Book 1, chapter 4, paragraph 35

[De la richesse commerciale, Sismondi, 1803, Original, 114-115]

   La consommation encourage certainement la production, et comme le marché le plus important pour les ouvriers productifs est celui de leur propre pays, on ne peut disconvenir qu’une nation qui ne consommeroit [consommerait] que très-peu de chose, ne pût se trouver embarrassée pour placer au dehors ses productions, si elles étoient [étaient] considérables.
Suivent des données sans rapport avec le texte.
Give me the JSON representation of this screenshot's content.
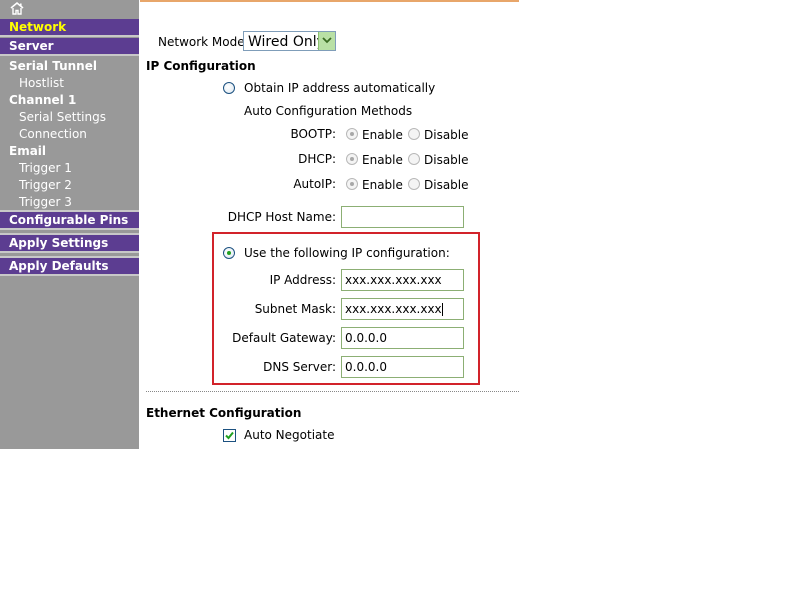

Une grande disproportion ne peut probablement se soutenir long-tem[p]s entre les productions et la consommation d’un peuple, que lorsque son territoire est fort resserré; c’étoit [était] le cas de Genève et des villes anséatiques [hanséatiques] et impériales; c’est à leur heureux esprit d’économie, que les unes et les autres ont dû le rapide accroissement de leurs richesses: mais si l’on ne peut guère se flatter de voir un grand peuple profiter des mêmes avantages, du moins ne faut-il pas l’exciter à se jeter dans l’excès opposé, et lui représenter le luxe comme devant être pour lui une source d’opulence.

[Translation]

   Although the consumption certainly encourages the production, and the most important market for productive labourers is that of their own country, it is undeniable that a nation who consumes a little amount could feel free to put its production abroad if the production were huge. Probably only in courtiers with their extremely small territories does the large disproportion last for a long time between the production and consumption of their nation. This was the case with Geneva, and Hanseatic and Imperial cities. It is due to their happy spirit of economy that all these cities had the wealth grow rapidly. You cannot, however, expect to see the nation of a large country enjoy the same advantages as small, while you should not excite it to go to the other extreme, and tell it of the luxury as leading it to opulence.

Wednesday, 18 March 2009

Book 1, chapter 4, paragraph 34

[De la richesse commerciale, Sismondi, 1803, Original, 111-114]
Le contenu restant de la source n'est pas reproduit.